The perpetual movement in the 3rd movement's Scherzo provided a worthwhile diversion but that was too short-winded. It was left for the Finale to combine the extremes  - with more loud notes and prestidigitation – leading to a vertiginous climax before bringing down the house.

This Tchaikovsky-Rachmaninov tandem was strategic in other ways. Tchaikovsky was Rachmaninov's mentor and musical “father”. Both their grand sonatas were in the same key as the grand piano concertos they were yet to compose, as well as being written-out premonitions.

Rachmaninov's First Piano Sonata in D minor Op.28 that occupied the second half was even longer, but in Tiu's hands, that never became an issue. The brooding and ruminative opening predicted his Third Piano Concerto, and Tiu built up a strong case by drawing the listener into the unsettling heart of this very personal music.

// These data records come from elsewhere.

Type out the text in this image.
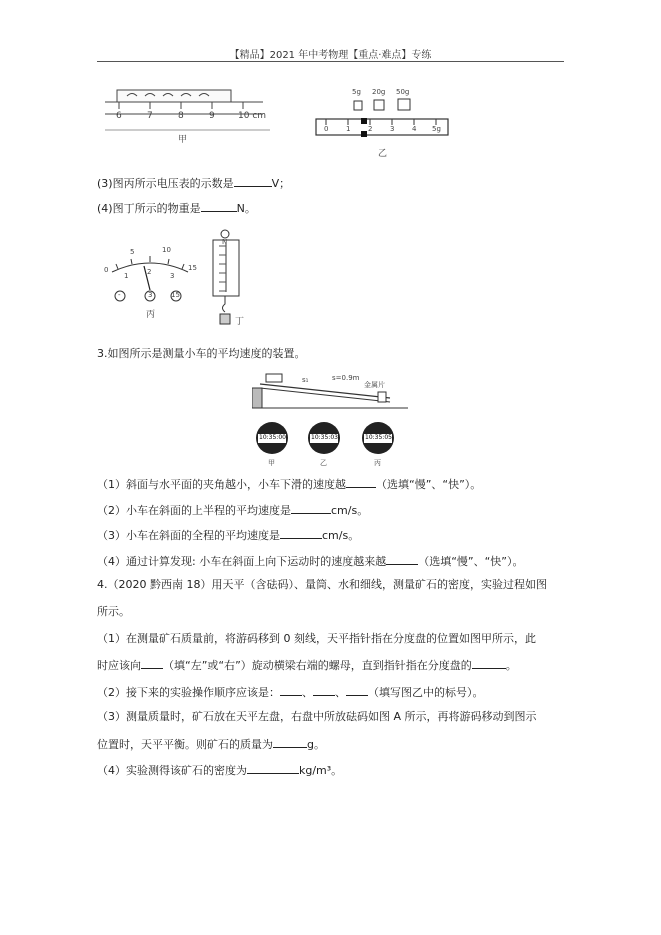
【精品】2021 年中考物理【重点·难点】专练
6	7	8	9	10 cm
甲
5g 20g 50g
0	1	2	3	4 5g
乙
(3)图丙所示电压表的示数是	V；
(4)图丁所示的物重是	N。
0
5	10
15
1	2	3
-	3	15
丙
N
丁
3.如图所示是测量小车的平均速度的装置。
s₁	s=0.9m
金属片
10:35:00	10:35:03	10:35:05
甲	乙	丙
（1）斜面与水平面的夹角越小，小车下滑的速度越	（选填“慢”、“快”）。
（2）小车在斜面的上半程的平均速度是	cm/s。
（3）小车在斜面的全程的平均速度是	cm/s。
（4）通过计算发现: 小车在斜面上向下运动时的速度越来越	（选填“慢”、“快”）。
4.（2020 黔西南 18）用天平（含砝码）、量筒、水和细线，测量矿石的密度，实验过程如图
所示。
（1）在测量矿石质量前，将游码移到 0 刻线，天平指针指在分度盘的位置如图甲所示，此
时应该向 （填“左”或“右”）旋动横梁右端的螺母，直到指针指在分度盘的	。
（2）接下来的实验操作顺序应该是： 、 、 （填写图乙中的标号）。
（3）测量质量时，矿石放在天平左盘，右盘中所放砝码如图 A 所示，再将游码移动到图示
位置时，天平平衡。则矿石的质量为	g。
（4）实验测得该矿石的密度为	kg/m³。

The oft-quoted association of this symphonically conceived work with the Faust legend is apt, as its three movements seemed to reflect the conflicted personas of Faust, Gretchen and Mephistopheles. While the 1st movement struggled with turmoil and upheaval, the slow 2nd movement was a calming and tender portrait, while the finale was a devilish hell-for-leather ride into the abyss.

In each of these, Tiu's views were highly characterised in the gripping narrative, with each movement carved out with a granite-like assuredness and inexorability. There was hardly a dropped note let alone a moment's loss of concentration. There have only been three complete performances of this work in Singapore in living memory. Tiu gave two of these, including the local premiere in 2004. If anything, this last epic reading surpassed his first in terms of passion and volatility.     

Taking a break from barnstorming, his encore promised something totally different: Percy Grainger's Irish Tune From County Derry, popularly known as Danny Boy. After Tchaikovsky and Rachmaninov, it came like a blast of fresh air.